Observar as Veras no palco reforçou algo que já tinha notado da primeira vez que as vi em festival: elas têm uma dinâmica performática única. O show começa introspectivo, com uma coisa meio sensual na música “Altinha”, vai crescendo e explode na música “Ina”. É aí que elas chocam com as “outras referências”: Lindsay Lohan, Macaulay Culkin, Björk e Madonna. Uma salada de referências pop que funciona demais na hora de cativar o público. Afinal, o que as pessoas esperavam se a banda chama Vera Fischer Era Clubber?

Nessa noite também observei os meninos da Iorigun prestando atenção nos vocais de Dora, em um aprendizado coletivo.

Campinas: falhas técnicas e momentos de glória

Antes de partir para Campinas, paramos num lugar fofo para almoçar: sucos ótimos e refrigerante local que virou mais uma descoberta compartilhada. De Americana para lá fomos em carros diferentes, e já batia um sentimento melancólico de “não quero que acabe”.

Em Campinas não houve hotel. Do Coletivo Mangueira, uma casa super fofa em frente a uma horta comunitária, voltaríamos direto para São Paulo. Na parte de cima, numa sala de pilates, entrevistei Iorigun para entender mais sobre eles e a experiência. Seguimos trocando manchetes infames, especialmente depois que tomei uma bolada na cabeça durante um momento de descontração. E, sim, as Veras também têm uma música que fala de “bolada na cara”.

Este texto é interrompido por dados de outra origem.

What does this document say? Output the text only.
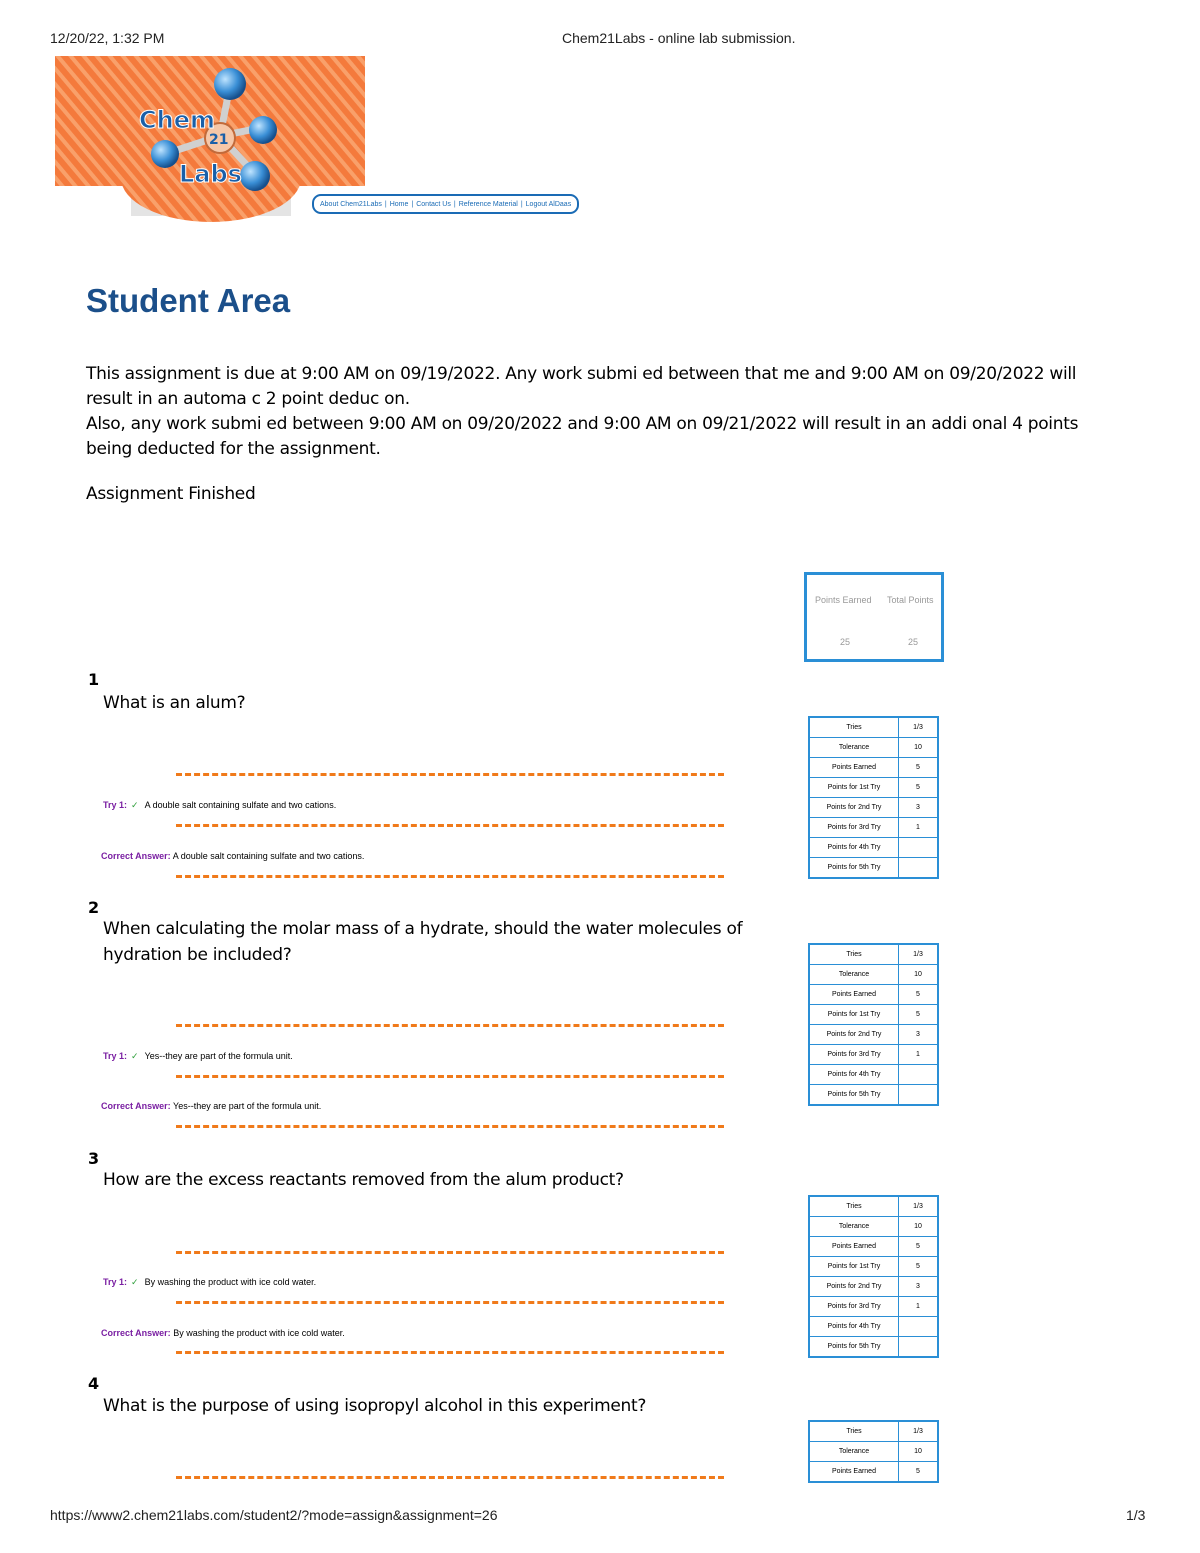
12/20/22, 1:32 PM	Chem21Labs - online lab submission.
Chem
21
Labs
About Chem21Labs | Home | Contact Us | Reference Material | Logout AlDaas
Student Area
This assignment is due at 9:00 AM on 09/19/2022. Any work submi ed between that me and 9:00 AM on 09/20/2022 will result in an automa c 2 point deduc on.
Also, any work submi ed between 9:00 AM on 09/20/2022 and 9:00 AM on 09/21/2022 will result in an addi onal 4 points being deducted for the assignment.
Assignment Finished
Points Earned Total Points
25	25
1
What is an alum?
Try 1: ✓ A double salt containing sulfate and two cations.
Correct Answer: A double salt containing sulfate and two cations.
Tries	1/3
Tolerance	10
Points Earned	5
Points for 1st Try	5
Points for 2nd Try	3
Points for 3rd Try	1
Points for 4th Try	
Points for 5th Try	
2
When calculating the molar mass of a hydrate, should the water molecules of hydration be included?
Try 1: ✓ Yes--they are part of the formula unit.
Correct Answer: Yes--they are part of the formula unit.
Tries	1/3
Tolerance	10
Points Earned	5
Points for 1st Try	5
Points for 2nd Try	3
Points for 3rd Try	1
Points for 4th Try	
Points for 5th Try	
3
How are the excess reactants removed from the alum product?
Try 1: ✓ By washing the product with ice cold water.
Correct Answer: By washing the product with ice cold water.
Tries	1/3
Tolerance	10
Points Earned	5
Points for 1st Try	5
Points for 2nd Try	3
Points for 3rd Try	1
Points for 4th Try	
Points for 5th Try	
4
What is the purpose of using isopropyl alcohol in this experiment?
Tries	1/3
Tolerance	10
Points Earned	5
https://www2.chem21labs.com/student2/?mode=assign&assignment=26	1/3
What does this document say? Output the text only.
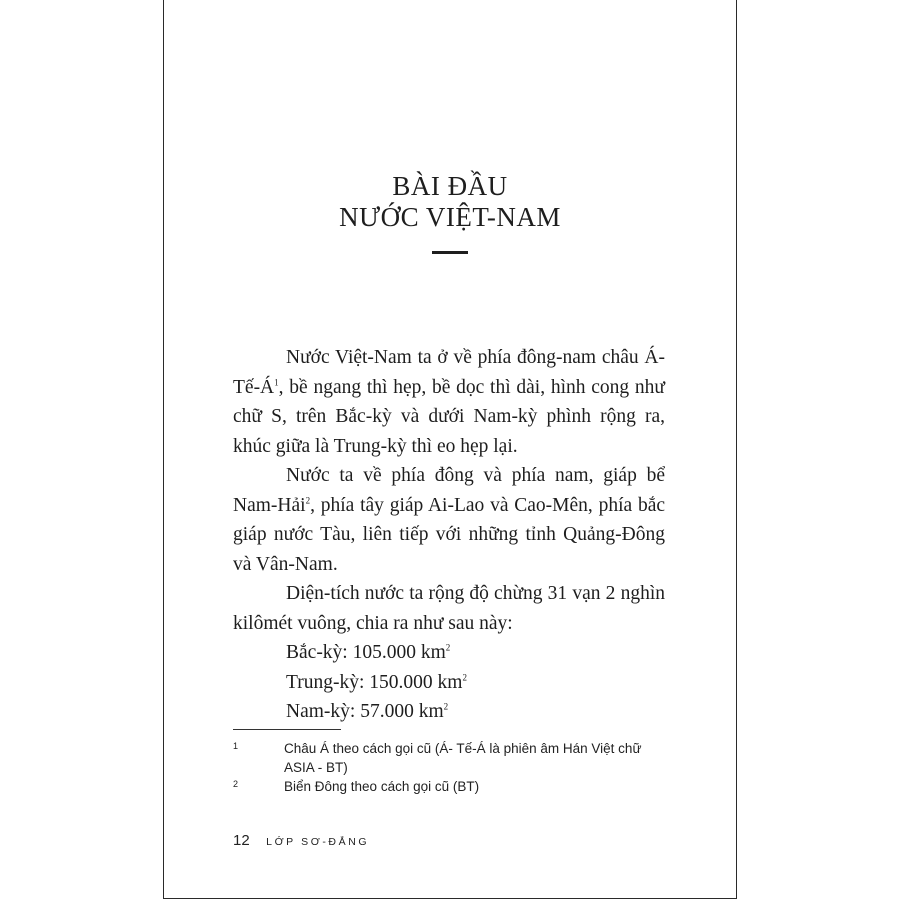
BÀI ĐẦU
NƯỚC VIỆT-NAM

Nước Việt-Nam ta ở về phía đông-nam châu Á-Tế-Á$^1$, bề ngang thì hẹp, bề dọc thì dài, hình cong như chữ S, trên Bắc-kỳ và dưới Nam-kỳ phình rộng ra, khúc giữa là Trung-kỳ thì eo hẹp lại.

Nước ta về phía đông và phía nam, giáp bể Nam-Hải$^2$, phía tây giáp Ai-Lao và Cao-Mên, phía bắc giáp nước Tàu, liên tiếp với những tỉnh Quảng-Đông và Vân-Nam.

Diện-tích nước ta rộng độ chừng 31 vạn 2 nghìn kilômét vuông, chia ra như sau này:

Bắc-kỳ: 105.000 km$^2$

Trung-kỳ: 150.000 km$^2$

Nam-kỳ: 57.000 km$^2$

1	Châu Á theo cách gọi cũ (Á- Tế-Á là phiên âm Hán Việt chữ ASIA - BT)
2	Biển Đông theo cách gọi cũ (BT)
12 LỚP SƠ-ĐẲNG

Foi a primeira vez que todos assistimos às apresentações completas de todo mundo: as Veras se jogaram ao som da Iorigun, contemplamos extasiados a voz da Dora e todos gritamos durante a apresentação das Veras. No meio de uma pequena falha técnica no baixo, a equipe e até o amigo da outra banda foram ajudar. Naqueles segundos eternos de tensão, Crystal segurou a atenção do público como uma verdadeira performer, transformando imprevisto em momento de conexão. Talvez tenha sido aí que mais ficou claro: estávamos vendo artistas de verdade, gente que sabe transformar qualquer situação em espetáculo.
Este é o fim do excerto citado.